Here is the generated DuckDB SQL query based on the provided details:

```
SELECT SUM(amount) 
FROM df 
WHERE client_id = 6 
AND category = 'Shops' 
AND transaction_date > '2023-06-25' 
AND transaction_date <= '2024-04-25';
```

This query filters the data based on the provided filter object, which includes the category 'Shops', and also applies the date range filter to get the transactions in the last 10 months.

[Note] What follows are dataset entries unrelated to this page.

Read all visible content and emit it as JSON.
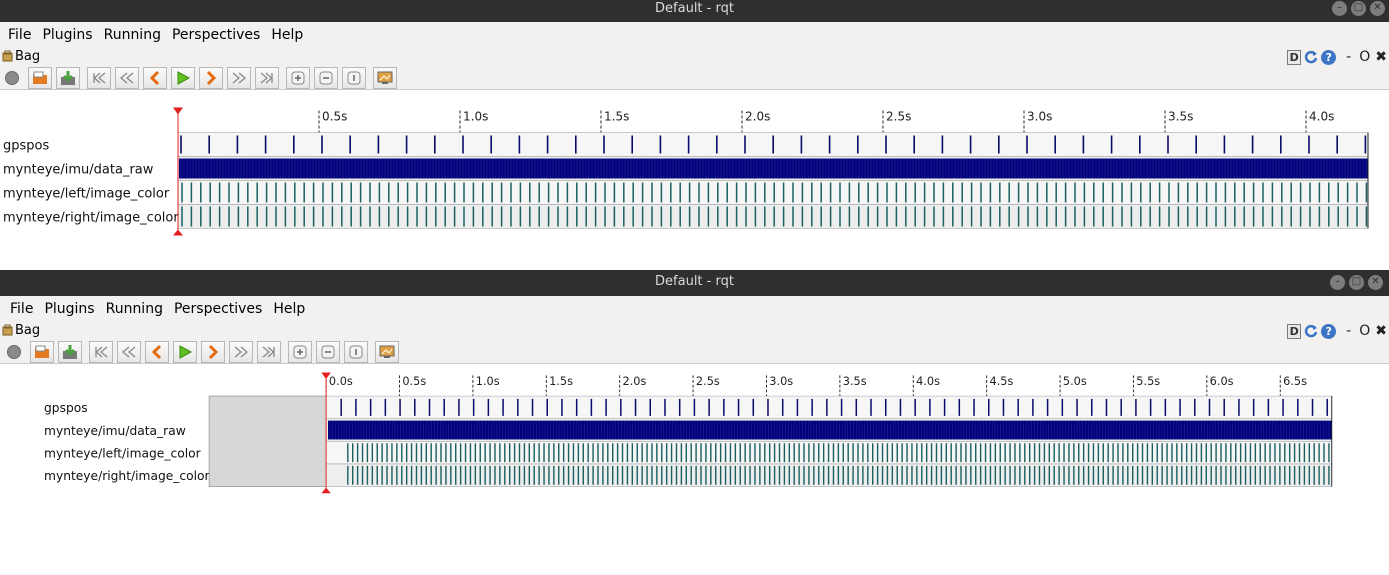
{
  "windows": [
    {
      "title": "Default - rqt",
      "menu": [
        "File",
        "Plugins",
        "Running",
        "Perspectives",
        "Help"
      ],
      "plugin_label": "Bag",
      "d_label": "D",
      "help_label": "?",
      "dash_label": "-",
      "circle_label": "O",
      "close_label": "✖",
      "ticks": [
        "0.5s",
        "1.0s",
        "1.5s",
        "2.0s",
        "2.5s",
        "3.0s",
        "3.5s",
        "4.0s"
      ],
      "topics": [
        "gpspos",
        "mynteye/imu/data_raw",
        "mynteye/left/image_color",
        "mynteye/right/image_color"
      ]
    },
    {
      "title": "Default - rqt",
      "menu": [
        "File",
        "Plugins",
        "Running",
        "Perspectives",
        "Help"
      ],
      "plugin_label": "Bag",
      "d_label": "D",
      "help_label": "?",
      "dash_label": "-",
      "circle_label": "O",
      "close_label": "✖",
      "ticks": [
        "0.0s",
        "0.5s",
        "1.0s",
        "1.5s",
        "2.0s",
        "2.5s",
        "3.0s",
        "3.5s",
        "4.0s",
        "4.5s",
        "5.0s",
        "5.5s",
        "6.0s",
        "6.5s"
      ],
      "topics": [
        "gpspos",
        "mynteye/imu/data_raw",
        "mynteye/left/image_color",
        "mynteye/right/image_color"
      ]
    }
  ],
  "colors": {
    "imu": "#00007a",
    "image": "#1a6060",
    "gps": "#0a0a6a",
    "marker": "#e02020"
  }
}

## Extract SQL query from the response

In [14]:
## Response is not purely SQL, so further preprocessing is needed to extract SQL code from it.
sql = llm.invoke(f"Please extract only SQL code from the given response. Response: {valid_sql}")
sql = sql.replace("\n", " ").replace("sql", "").replace("`", "").replace("duckdb", "")
print(sql)

 SELECT SUM(amount)  FROM df  WHERE client_id = 6  AND category = 'Shops'  AND transaction_date > '2023-06-25'  AND transaction_date <= '2024-04-25'; 


## Make use of DuckDB to use SQL and obtain results as Pandas DataFrame

In [15]:
import duckdb

results = duckdb.sql(sql).df()
results

Unnamed: 0,sum(amount)
0,14.84


## Synthesize the question and results obtained

In [16]:
from genai.prompts import sythesizer_prompt

final_prompt = sythesizer_prompt(filtered_structured_object, query, results)
final_response = smart_llm.invoke(final_prompt)

## Your answer:

In [17]:
print(final_response.content)

You have spent $14.84 on shopping in the last 10 months.

Filtered by category: Shops and merchant: Not specified.